Coach Robert Smith, an alumnus of Simeon High School in Chicago, has coached basketball for 20 years and has been the head coach of his alma mater for the past 14 years. Over the course of these 14 years, two NBA players, Derrick Rose and Jabari Parker have come from his ranks. We spoke with Smith recently about the sixth annual Chicago Elite Classic, a tournament he helped to create, the values that he feels are most important to instill in his players and what it means to be a Black coach.
What does it mean to be a coach?
Its more of me mentoring. We help these young men to become men. Many of the young men I coach do have 2 parent homes, but when I was going here it was just me and my mother. Coach Hammerick raised us to be men. We still do this. The kids nowadays like to hear these lessons from other people versus hearing it from home all the time. We help them to become men and mentor them when it comes to life skills. It’s not all about basketball. During the Chicago League Classic, we have a workshop that has to do with financial literacy, building your own brand. We build on the stuff that they will encounter after basketball. That’s what makes coaching so worth it because we can teach these young men the value of these things at a young age.
What would you say is the most important value you must instill in your players?
Just being positive people, going to school [and] getting good grades. We let them know that the ball is going to stop bouncing at some point. We teach them to be productive citizens and to go to college and get their degree and be able to take care of their families. We let them know that everybody is not going to be a professional basketball player but there are ways to make money doing other things. My motto is “don’t let basketball use you, you use it.”
What types of challenges exist in what you do?
A lot of it has to do with the community. These young Black men are being stereotyped and the violence in Chicago is so huge right now that the challenge is just keeping them safe and keeping their heads straight. The group of guys that I coach this year has been some great kids. I’ve been so blessed to be around them every day.
Who would you say is the most successful player you have coached and what made them different?
That’s a hard question to answer because I’ve been around some great kids. Of course, I have to say Derrick Rose and Jabari Parker because they both went to the pros. But to be honest, it’s just too hard to pick one.
How does it feel when you see one of the players you have coached go pro.
It just reflects the hard work and dedication they put in. I have a little bit more glory when they get their college degree. That’s a little more gratifying than them being professional athletes, because God gave them that gift. Being able to go to college and do the things that need to be done to become successful is always a different avenue.
Why are athletics important in a student’s life?
It’s key. It builds togetherness. It has you work with other people. It fosters competition. It just brings so much out you. I still use basketball in my everyday life. I’m a competitor. I want to outwork the next person. It teaches them about being on time. There are so many things that being an athlete can help.
The 6th Annual Chicago Elite Classic is coming up in December, what makes this event special to you?
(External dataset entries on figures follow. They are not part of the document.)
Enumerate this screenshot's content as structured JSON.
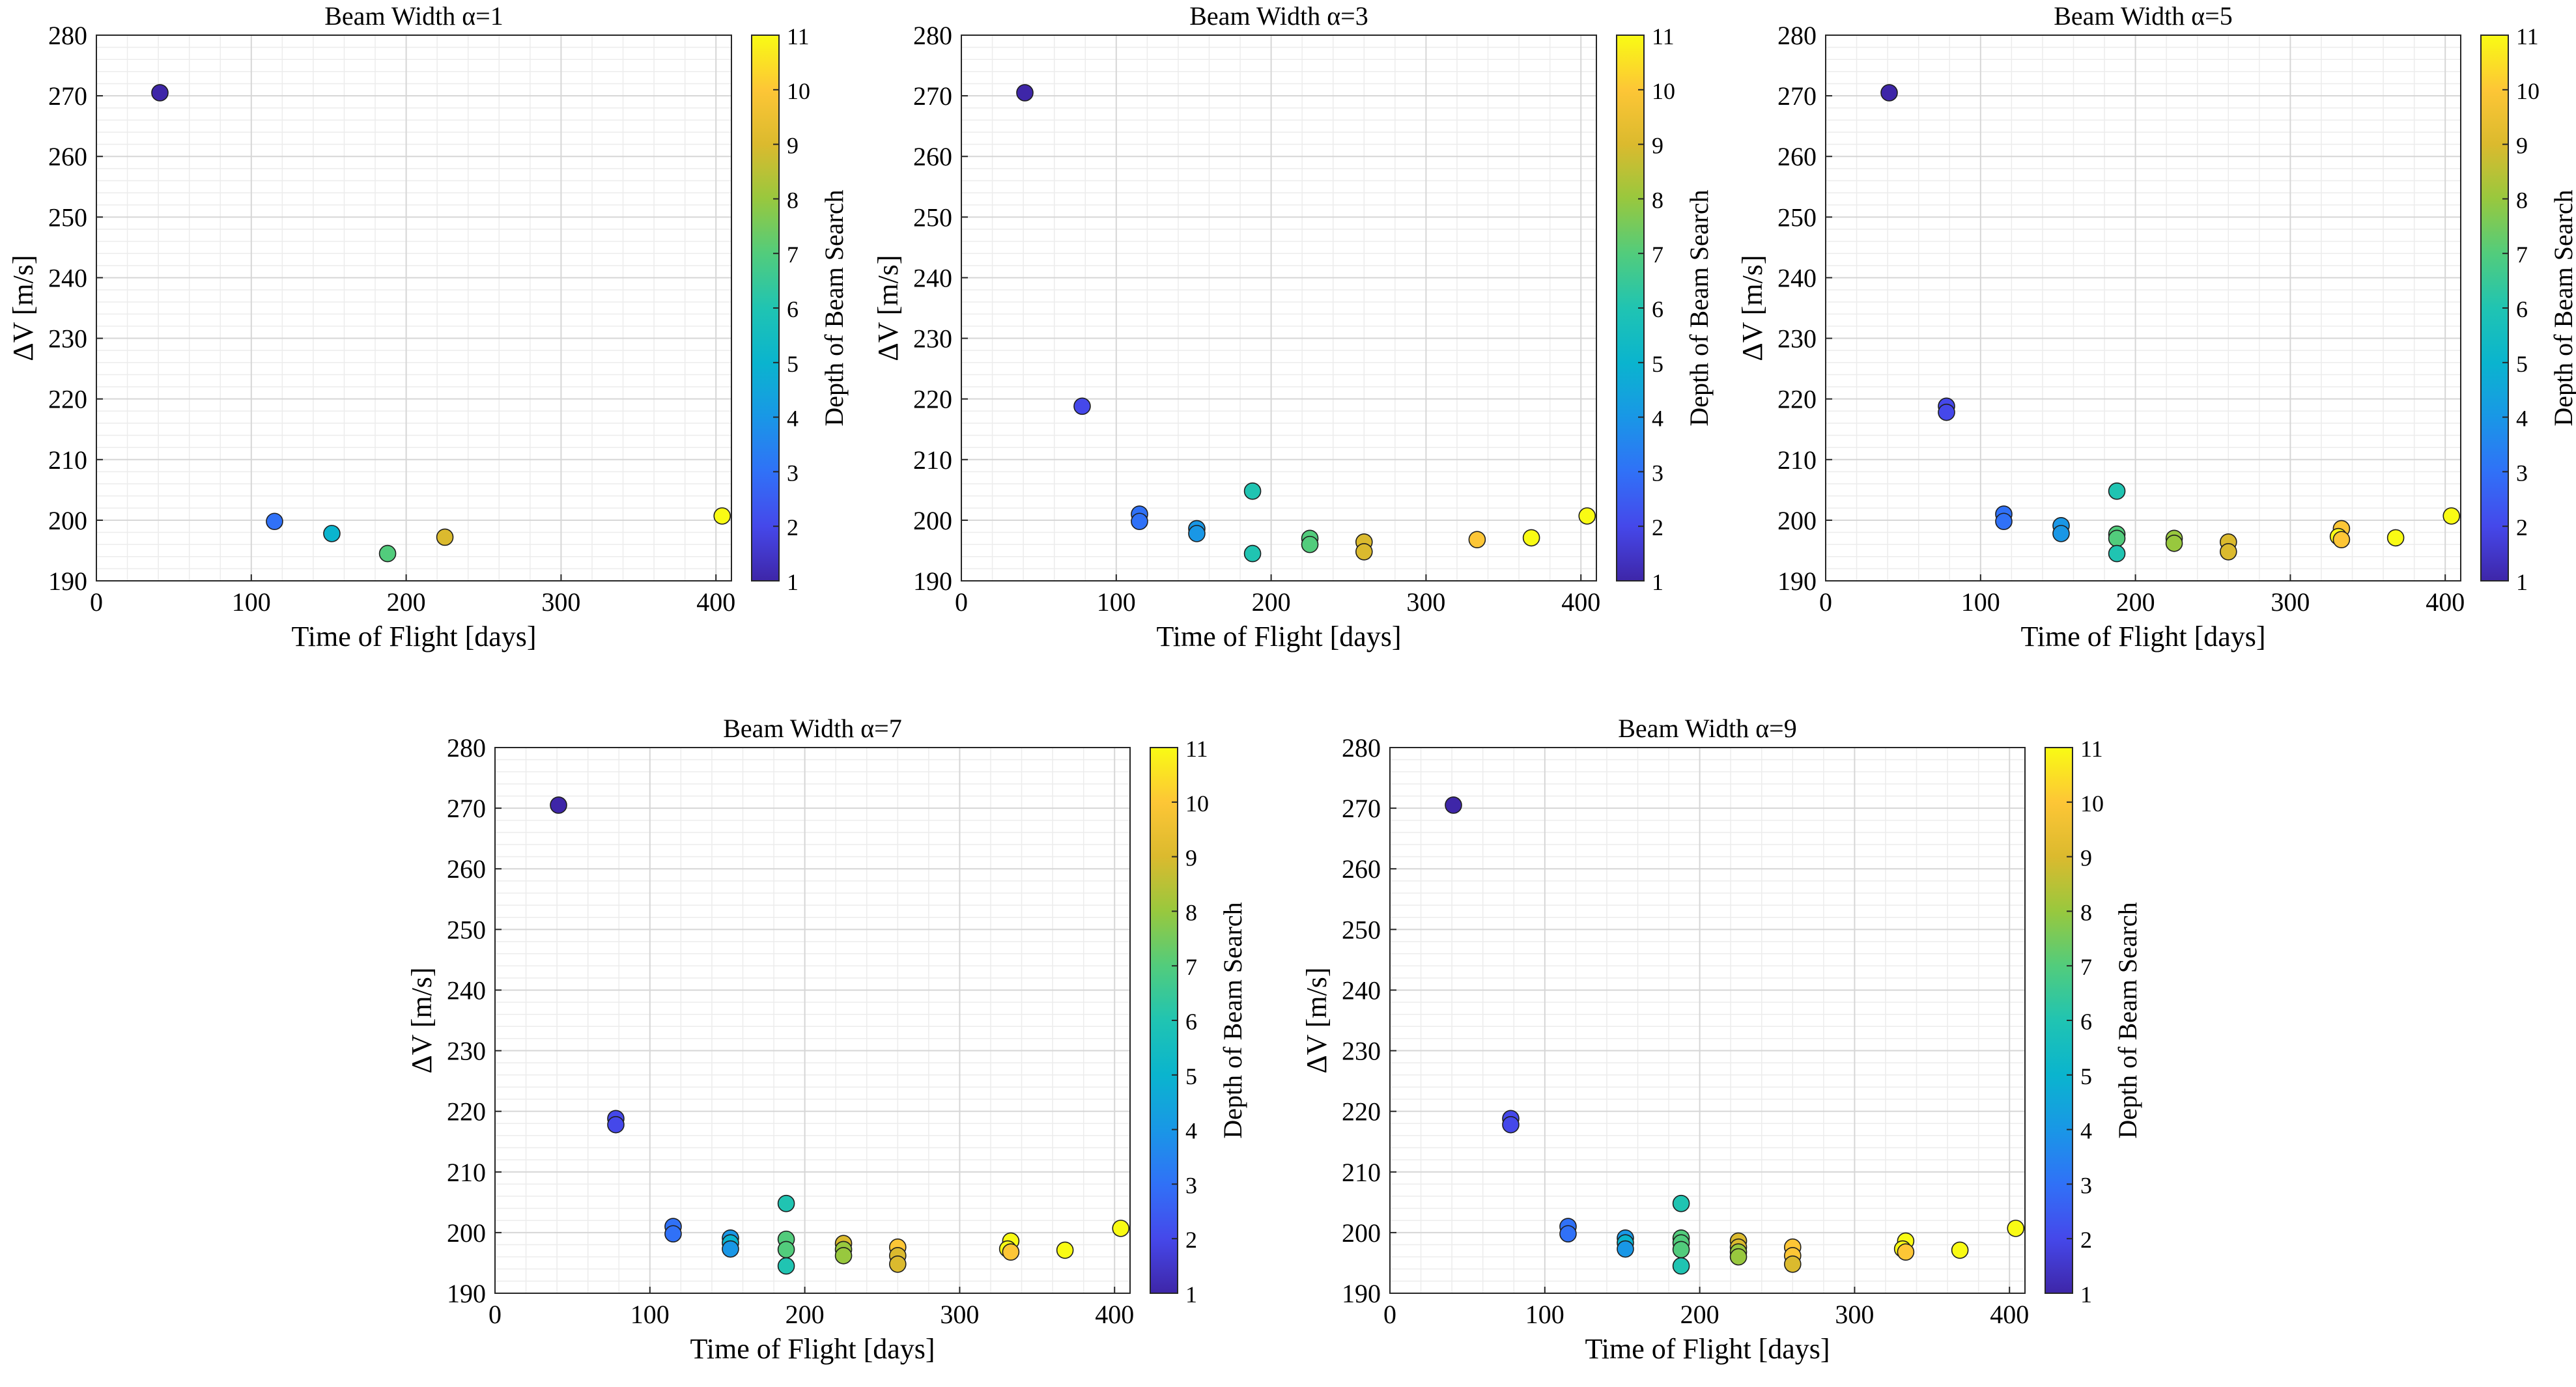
{
  "figure": {
    "xlabel": "Time of Flight [days]",
    "ylabel": "ΔV [m/s]",
    "colorbar_label": "Depth of Beam Search",
    "colorbar_ticks": [
      1,
      2,
      3,
      4,
      5,
      6,
      7,
      8,
      9,
      10,
      11
    ],
    "x_ticks": [
      0,
      100,
      200,
      300,
      400
    ],
    "y_ticks": [
      190,
      200,
      210,
      220,
      230,
      240,
      250,
      260,
      270,
      280
    ]
  },
  "chart_data": [
    {
      "type": "scatter",
      "title": "Beam Width α=1",
      "xlabel": "Time of Flight [days]",
      "ylabel": "ΔV [m/s]",
      "xlim": [
        0,
        410
      ],
      "ylim": [
        190,
        280
      ],
      "grid": true,
      "colormap": "parula",
      "clim": [
        1,
        11
      ],
      "points": [
        {
          "x": 41,
          "y": 270.5,
          "depth": 1
        },
        {
          "x": 115,
          "y": 199.8,
          "depth": 3
        },
        {
          "x": 152,
          "y": 197.8,
          "depth": 5
        },
        {
          "x": 188,
          "y": 194.5,
          "depth": 7
        },
        {
          "x": 225,
          "y": 197.2,
          "depth": 9
        },
        {
          "x": 404,
          "y": 200.7,
          "depth": 11
        }
      ]
    },
    {
      "type": "scatter",
      "title": "Beam Width α=3",
      "xlabel": "Time of Flight [days]",
      "ylabel": "ΔV [m/s]",
      "xlim": [
        0,
        410
      ],
      "ylim": [
        190,
        280
      ],
      "grid": true,
      "colormap": "parula",
      "clim": [
        1,
        11
      ],
      "points": [
        {
          "x": 41,
          "y": 270.5,
          "depth": 1
        },
        {
          "x": 78,
          "y": 218.8,
          "depth": 2
        },
        {
          "x": 115,
          "y": 201.0,
          "depth": 3
        },
        {
          "x": 115,
          "y": 199.8,
          "depth": 3
        },
        {
          "x": 152,
          "y": 198.6,
          "depth": 4
        },
        {
          "x": 152,
          "y": 197.8,
          "depth": 4
        },
        {
          "x": 188,
          "y": 204.8,
          "depth": 6
        },
        {
          "x": 188,
          "y": 194.5,
          "depth": 6
        },
        {
          "x": 225,
          "y": 197.0,
          "depth": 7
        },
        {
          "x": 225,
          "y": 196.0,
          "depth": 7
        },
        {
          "x": 260,
          "y": 196.4,
          "depth": 9
        },
        {
          "x": 260,
          "y": 194.8,
          "depth": 9
        },
        {
          "x": 333,
          "y": 196.8,
          "depth": 10
        },
        {
          "x": 368,
          "y": 197.1,
          "depth": 11
        },
        {
          "x": 404,
          "y": 200.7,
          "depth": 11
        }
      ]
    },
    {
      "type": "scatter",
      "title": "Beam Width α=5",
      "xlabel": "Time of Flight [days]",
      "ylabel": "ΔV [m/s]",
      "xlim": [
        0,
        410
      ],
      "ylim": [
        190,
        280
      ],
      "grid": true,
      "colormap": "parula",
      "clim": [
        1,
        11
      ],
      "points": [
        {
          "x": 41,
          "y": 270.5,
          "depth": 1
        },
        {
          "x": 78,
          "y": 218.8,
          "depth": 2
        },
        {
          "x": 78,
          "y": 217.8,
          "depth": 2
        },
        {
          "x": 115,
          "y": 201.0,
          "depth": 3
        },
        {
          "x": 115,
          "y": 199.8,
          "depth": 3
        },
        {
          "x": 152,
          "y": 199.1,
          "depth": 4
        },
        {
          "x": 152,
          "y": 197.8,
          "depth": 4
        },
        {
          "x": 188,
          "y": 204.8,
          "depth": 6
        },
        {
          "x": 188,
          "y": 197.7,
          "depth": 7
        },
        {
          "x": 188,
          "y": 197.0,
          "depth": 7
        },
        {
          "x": 188,
          "y": 194.5,
          "depth": 6
        },
        {
          "x": 225,
          "y": 197.0,
          "depth": 8
        },
        {
          "x": 225,
          "y": 196.2,
          "depth": 8
        },
        {
          "x": 260,
          "y": 196.4,
          "depth": 9
        },
        {
          "x": 260,
          "y": 194.8,
          "depth": 9
        },
        {
          "x": 333,
          "y": 198.6,
          "depth": 10
        },
        {
          "x": 331,
          "y": 197.3,
          "depth": 11
        },
        {
          "x": 333,
          "y": 196.8,
          "depth": 10
        },
        {
          "x": 368,
          "y": 197.1,
          "depth": 11
        },
        {
          "x": 404,
          "y": 200.7,
          "depth": 11
        }
      ]
    },
    {
      "type": "scatter",
      "title": "Beam Width α=7",
      "xlabel": "Time of Flight [days]",
      "ylabel": "ΔV [m/s]",
      "xlim": [
        0,
        410
      ],
      "ylim": [
        190,
        280
      ],
      "grid": true,
      "colormap": "parula",
      "clim": [
        1,
        11
      ],
      "points": [
        {
          "x": 41,
          "y": 270.5,
          "depth": 1
        },
        {
          "x": 78,
          "y": 218.8,
          "depth": 2
        },
        {
          "x": 78,
          "y": 217.8,
          "depth": 2
        },
        {
          "x": 115,
          "y": 201.0,
          "depth": 3
        },
        {
          "x": 115,
          "y": 199.8,
          "depth": 3
        },
        {
          "x": 152,
          "y": 199.1,
          "depth": 4
        },
        {
          "x": 152,
          "y": 198.3,
          "depth": 5
        },
        {
          "x": 152,
          "y": 197.3,
          "depth": 4
        },
        {
          "x": 188,
          "y": 204.8,
          "depth": 6
        },
        {
          "x": 188,
          "y": 198.9,
          "depth": 7
        },
        {
          "x": 188,
          "y": 197.2,
          "depth": 7
        },
        {
          "x": 188,
          "y": 194.5,
          "depth": 6
        },
        {
          "x": 225,
          "y": 198.2,
          "depth": 9
        },
        {
          "x": 225,
          "y": 197.2,
          "depth": 8
        },
        {
          "x": 225,
          "y": 196.2,
          "depth": 8
        },
        {
          "x": 260,
          "y": 197.6,
          "depth": 10
        },
        {
          "x": 260,
          "y": 196.2,
          "depth": 9
        },
        {
          "x": 260,
          "y": 194.8,
          "depth": 9
        },
        {
          "x": 333,
          "y": 198.6,
          "depth": 11
        },
        {
          "x": 331,
          "y": 197.3,
          "depth": 11
        },
        {
          "x": 333,
          "y": 196.8,
          "depth": 10
        },
        {
          "x": 368,
          "y": 197.1,
          "depth": 11
        },
        {
          "x": 404,
          "y": 200.7,
          "depth": 11
        }
      ]
    },
    {
      "type": "scatter",
      "title": "Beam Width α=9",
      "xlabel": "Time of Flight [days]",
      "ylabel": "ΔV [m/s]",
      "xlim": [
        0,
        410
      ],
      "ylim": [
        190,
        280
      ],
      "grid": true,
      "colormap": "parula",
      "clim": [
        1,
        11
      ],
      "points": [
        {
          "x": 41,
          "y": 270.5,
          "depth": 1
        },
        {
          "x": 78,
          "y": 218.8,
          "depth": 2
        },
        {
          "x": 78,
          "y": 217.8,
          "depth": 2
        },
        {
          "x": 115,
          "y": 201.0,
          "depth": 3
        },
        {
          "x": 115,
          "y": 199.8,
          "depth": 3
        },
        {
          "x": 152,
          "y": 199.1,
          "depth": 4
        },
        {
          "x": 152,
          "y": 198.3,
          "depth": 5
        },
        {
          "x": 152,
          "y": 197.3,
          "depth": 4
        },
        {
          "x": 188,
          "y": 204.8,
          "depth": 6
        },
        {
          "x": 188,
          "y": 199.1,
          "depth": 7
        },
        {
          "x": 188,
          "y": 198.3,
          "depth": 7
        },
        {
          "x": 188,
          "y": 197.2,
          "depth": 7
        },
        {
          "x": 188,
          "y": 194.5,
          "depth": 6
        },
        {
          "x": 225,
          "y": 198.6,
          "depth": 9
        },
        {
          "x": 225,
          "y": 197.6,
          "depth": 9
        },
        {
          "x": 225,
          "y": 196.8,
          "depth": 8
        },
        {
          "x": 225,
          "y": 196.0,
          "depth": 8
        },
        {
          "x": 260,
          "y": 197.6,
          "depth": 10
        },
        {
          "x": 260,
          "y": 196.2,
          "depth": 10
        },
        {
          "x": 260,
          "y": 194.8,
          "depth": 9
        },
        {
          "x": 333,
          "y": 198.6,
          "depth": 11
        },
        {
          "x": 331,
          "y": 197.3,
          "depth": 11
        },
        {
          "x": 333,
          "y": 196.8,
          "depth": 10
        },
        {
          "x": 368,
          "y": 197.1,
          "depth": 11
        },
        {
          "x": 404,
          "y": 200.7,
          "depth": 11
        }
      ]
    }
  ]
}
The biggest thing is that we get to showcase Chicago. Coach Slaughter and myself would attend these other tournaments outside the city and realized we could do this for Chicago. We get to showcase Chicago for what it’s really worth, not just for what people see on TV. We get to show them our beautiful downtown and businesses. We are grateful to our staff because they really are the ones that make this thing go. They are top notch. Knowing that they are volunteers means a lot. They had kids who attended these Chicago public schools. They could have moved on when their children graduated but they didn’t and we are grateful for them. The classic is just something that was needed and it happened at the right time. People are looking forward to this Classic. We are working to make it one of the premier tournaments in the country.
Talk about the challenges of being a Black coach.
It’s kind of hard. These young men need a voice and a role model that they can look up to. They don’t understand that at the beginning and don’t know that a lot of times we can help them be something that they didn’t know that they could be. Once they leave and graduate they always come back and say thanks. They understand what we were doing for them. Most times they don’t get it until they leave. That’s challenging in itself. These kids are great, I love being around them and I can stay in this gym with them all day. They want so much knowledge and they are really good kids.
What encouraging words do you have for the student-athlete who has experienced some setbacks?
Keep pushing. We are dealing with a young man right now, who is dealing with some mental illness, but he’s at school every day and he is working his butt off. It’s good for me to see something like that because it opens up our eyes. His teammates are pushing for him every day. We want him back on the court as soon as possible. When he is ready to play he will be back and as a team we really need him back on the court. We don’t want to pressure him; we want him to move at his own pace. So keep pushing.
This year’s Chicago Elite Classic wull be held Dec. 1–2 at the UIC Pavilion.